I found parge coating falling away from my fieldstone foundation(1906). I used a hammer to tap on the remaining parge of the first section I am going to repair. Some of the coating sounds very solid while other parts sound hollow I removed the portions that sounded hollow. I have two questions. Should I remove the portions that sound solid? How deep should I remove the loose sand mortar? I think I could go all the way through the foundation and not find solid mortar. The foundation is about 18" thick I have gone 6" or more into the loose mortar in some places and am afraid to go much deeper without some advice.
2 Answers
I think that probably depends upon where you live, and what type of stone that fieldstone is. If it's dense nonporous fieldstone, you could remove most of the loose stuff near the surface and have a contractor shoot the foundation with gunite. If it's porous fieldstone, though, that'd be the worst thing in the world for you - gunite is essentially nonporous (which is why it's used for swimming pools), so instead of the (inexpensive) mortar being sacrificial the stones would become sacrificial - your foundation would crumble. Porous fieldstone calls for "soft mortar", which represents a lot more work for you now.
I don't think I'd dig any mortar out of the interior of the wall, either way - the stones are at this point stable, the mortar is primarily there to slow down breezes & rainwater. A deep surface reparging should be fine.
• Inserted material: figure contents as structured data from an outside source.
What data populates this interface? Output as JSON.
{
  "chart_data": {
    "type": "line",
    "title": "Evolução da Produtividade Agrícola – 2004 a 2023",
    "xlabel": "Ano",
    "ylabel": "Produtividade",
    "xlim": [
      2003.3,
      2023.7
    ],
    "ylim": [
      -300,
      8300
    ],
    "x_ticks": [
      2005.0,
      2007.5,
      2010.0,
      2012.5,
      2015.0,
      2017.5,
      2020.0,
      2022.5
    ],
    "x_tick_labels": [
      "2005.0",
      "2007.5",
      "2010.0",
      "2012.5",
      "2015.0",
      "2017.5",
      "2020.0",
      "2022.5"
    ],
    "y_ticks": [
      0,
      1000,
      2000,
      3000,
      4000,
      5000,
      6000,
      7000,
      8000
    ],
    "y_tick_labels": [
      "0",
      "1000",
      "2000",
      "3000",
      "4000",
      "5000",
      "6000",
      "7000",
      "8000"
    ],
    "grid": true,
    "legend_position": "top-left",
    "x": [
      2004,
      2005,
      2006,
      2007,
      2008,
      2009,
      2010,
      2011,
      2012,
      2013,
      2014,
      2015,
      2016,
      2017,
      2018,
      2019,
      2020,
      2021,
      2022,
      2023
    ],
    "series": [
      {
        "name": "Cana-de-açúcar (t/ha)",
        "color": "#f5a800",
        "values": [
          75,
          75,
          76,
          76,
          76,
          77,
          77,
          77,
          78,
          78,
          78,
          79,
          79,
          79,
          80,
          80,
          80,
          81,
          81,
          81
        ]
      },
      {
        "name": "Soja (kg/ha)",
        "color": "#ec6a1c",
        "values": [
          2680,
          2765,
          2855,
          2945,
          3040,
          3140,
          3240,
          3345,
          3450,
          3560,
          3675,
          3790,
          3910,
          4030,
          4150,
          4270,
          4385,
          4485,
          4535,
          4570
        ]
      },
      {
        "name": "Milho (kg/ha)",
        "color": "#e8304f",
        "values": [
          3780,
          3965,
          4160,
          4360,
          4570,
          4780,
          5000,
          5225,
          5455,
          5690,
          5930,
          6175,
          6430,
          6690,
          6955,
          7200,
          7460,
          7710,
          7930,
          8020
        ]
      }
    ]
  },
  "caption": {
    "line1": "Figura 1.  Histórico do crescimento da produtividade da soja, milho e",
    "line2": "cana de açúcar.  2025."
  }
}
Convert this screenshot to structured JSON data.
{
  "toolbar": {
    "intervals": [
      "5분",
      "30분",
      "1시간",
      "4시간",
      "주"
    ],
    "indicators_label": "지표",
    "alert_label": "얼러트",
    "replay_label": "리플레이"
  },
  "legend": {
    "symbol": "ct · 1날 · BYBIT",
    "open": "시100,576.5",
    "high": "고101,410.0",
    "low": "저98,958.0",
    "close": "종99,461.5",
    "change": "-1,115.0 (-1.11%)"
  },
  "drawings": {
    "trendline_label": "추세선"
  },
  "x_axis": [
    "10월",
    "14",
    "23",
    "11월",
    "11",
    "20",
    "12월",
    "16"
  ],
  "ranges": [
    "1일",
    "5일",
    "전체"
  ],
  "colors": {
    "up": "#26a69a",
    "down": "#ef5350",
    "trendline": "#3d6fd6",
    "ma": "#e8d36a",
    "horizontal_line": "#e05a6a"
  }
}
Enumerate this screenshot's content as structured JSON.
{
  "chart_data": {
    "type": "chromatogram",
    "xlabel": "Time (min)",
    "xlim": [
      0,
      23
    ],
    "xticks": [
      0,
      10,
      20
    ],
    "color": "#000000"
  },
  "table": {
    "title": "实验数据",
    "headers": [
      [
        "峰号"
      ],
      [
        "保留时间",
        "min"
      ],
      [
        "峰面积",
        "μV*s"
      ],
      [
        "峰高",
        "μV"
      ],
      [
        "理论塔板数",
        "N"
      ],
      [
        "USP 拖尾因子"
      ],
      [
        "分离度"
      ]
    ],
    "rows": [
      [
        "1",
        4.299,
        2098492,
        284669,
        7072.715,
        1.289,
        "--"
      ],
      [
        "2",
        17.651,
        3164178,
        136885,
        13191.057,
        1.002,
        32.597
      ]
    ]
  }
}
I'm not sure that damaged parts are mortar, or at least they aren't all mortar, because no one would make foundations out of mortar, and if someone would do that you would have major structural issues by now. My guess is that your foundation is made out of some sort of "soft" stone which is now disintegrating, or at least it's mechanical abilities are poor (since you can smash it with hammer).If you don’t have any structural issues I don't think you should deal with foundation at all, but keep your eye on possible wall cracks, floors not being horizontal etc. When it comes to fixing present damage I suggest that you use higher quality cement mortar (without lime) and apply it on surface. Depending on surface (you haven't explained in details, plus a picture would be great) you might have a gripping issue with mortar, it might fall of the surface but that can fixed with right preparation of the surface and applying primer coating.